Esta mañana he publicado el siguiente tuit: “Las dos preguntas que más me martillean en los dos últimos meses: qué hago aquí, para qué sirve esto. Demoledoras.” La mitad de la gente ha pensado que “aquí” se refería a Twitter. La otra mitad se ha preocupado. No me refería a Twitter. Y nada más lejos de mi intención preocupar. Es un efecto secundario de mi año en la burbuja. He aprendido lo importante que es no derrochar energía en temas que no van a ningún lado, en conversaciones intrascendentes, exceso de networking estéril, en lecturas que me aburren y demás.
Soy consciente de que una de mis “taras” es que no sé diferenciar entre el cansancio y la desidia. Así que mi falta de ganas de comer, hablar, caminar, relacionarme, no sé si se deben a la fatiga, a la anemia y falta de vitaminas o a la pereza. A pesar de todo ello, como buena contrafóbica que soy, no paro de esforzarme y quedar. Así que, como era de esperar, acabo agotada y preguntándome “¿qué hago aquí?, sea ese “aquí” la casa de mi madre, un bar, el metro o el mundo, en general.
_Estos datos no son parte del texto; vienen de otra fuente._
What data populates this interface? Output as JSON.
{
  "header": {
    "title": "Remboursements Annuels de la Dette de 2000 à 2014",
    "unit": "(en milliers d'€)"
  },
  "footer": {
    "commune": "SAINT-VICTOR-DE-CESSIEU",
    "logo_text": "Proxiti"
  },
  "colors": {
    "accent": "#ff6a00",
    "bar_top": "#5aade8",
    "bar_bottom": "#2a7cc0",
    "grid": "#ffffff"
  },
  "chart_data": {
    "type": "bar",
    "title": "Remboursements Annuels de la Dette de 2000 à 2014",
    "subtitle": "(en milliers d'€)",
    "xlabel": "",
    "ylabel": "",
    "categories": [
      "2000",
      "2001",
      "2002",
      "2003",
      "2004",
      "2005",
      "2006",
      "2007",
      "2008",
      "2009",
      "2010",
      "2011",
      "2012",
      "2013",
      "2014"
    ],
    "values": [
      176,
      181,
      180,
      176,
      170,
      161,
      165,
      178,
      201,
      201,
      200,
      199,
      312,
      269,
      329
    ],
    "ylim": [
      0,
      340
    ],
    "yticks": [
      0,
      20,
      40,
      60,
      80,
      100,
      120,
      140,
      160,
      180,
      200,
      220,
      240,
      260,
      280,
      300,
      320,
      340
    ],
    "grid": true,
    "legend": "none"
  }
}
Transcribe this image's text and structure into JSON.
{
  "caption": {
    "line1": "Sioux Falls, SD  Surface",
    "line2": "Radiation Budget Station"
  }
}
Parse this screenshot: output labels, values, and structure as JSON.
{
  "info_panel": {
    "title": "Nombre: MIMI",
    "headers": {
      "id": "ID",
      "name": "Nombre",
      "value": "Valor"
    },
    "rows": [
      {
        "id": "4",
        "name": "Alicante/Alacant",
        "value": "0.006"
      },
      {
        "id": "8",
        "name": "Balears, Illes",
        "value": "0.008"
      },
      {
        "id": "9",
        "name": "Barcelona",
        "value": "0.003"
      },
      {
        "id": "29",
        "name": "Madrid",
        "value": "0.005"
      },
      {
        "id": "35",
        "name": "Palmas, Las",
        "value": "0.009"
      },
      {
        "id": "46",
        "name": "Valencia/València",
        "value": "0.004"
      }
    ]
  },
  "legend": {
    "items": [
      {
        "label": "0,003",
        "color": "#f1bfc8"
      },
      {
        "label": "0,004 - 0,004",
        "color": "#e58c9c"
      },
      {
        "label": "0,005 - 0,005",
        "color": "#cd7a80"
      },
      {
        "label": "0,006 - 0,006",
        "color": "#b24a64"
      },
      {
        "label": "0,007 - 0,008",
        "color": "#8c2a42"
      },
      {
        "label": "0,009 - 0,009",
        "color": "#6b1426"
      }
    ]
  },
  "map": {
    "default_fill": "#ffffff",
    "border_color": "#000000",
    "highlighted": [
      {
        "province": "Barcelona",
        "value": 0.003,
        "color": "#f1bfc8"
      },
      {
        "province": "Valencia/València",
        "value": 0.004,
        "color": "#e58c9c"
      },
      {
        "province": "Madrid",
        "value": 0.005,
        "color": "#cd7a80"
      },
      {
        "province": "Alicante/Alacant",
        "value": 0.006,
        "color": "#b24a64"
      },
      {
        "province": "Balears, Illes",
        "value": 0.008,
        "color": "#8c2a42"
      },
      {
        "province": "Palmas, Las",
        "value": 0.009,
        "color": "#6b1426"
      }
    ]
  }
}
Ayer fue el 30 aniversario de la muerte de mi suegro (me divorcié años después, así que seguirá siendo mi suegro para siempre). Un personaje único, polemista, muy famoso en su momento, y que hoy nadie sabe quién es. La relevancia social es una mala compañera: se va con cualquiera. Y el líder de la comunidad, si no está jaleando, avivando el fuego, pasa a la casilla del pretérito más deprisa de lo que uno querría. Mi pregunta “¿qué hago aquí?” tiene el sentido de plantear cuál es la misión, mi misión, ahora que todo apunta que estoy en el lado positivo de la estadística y el cáncer, o al menos éste cáncer, el que ya no tengo, no me va a llevar por delante. Forma parte de esas reflexiones “carga de profundidad” que me siempre me hago y que no tienen respuesta fácil. Al final, la clave es la diferencia entre “hacer” y “ser”. No soy lo que hago. Estoy y soy. Y ya está.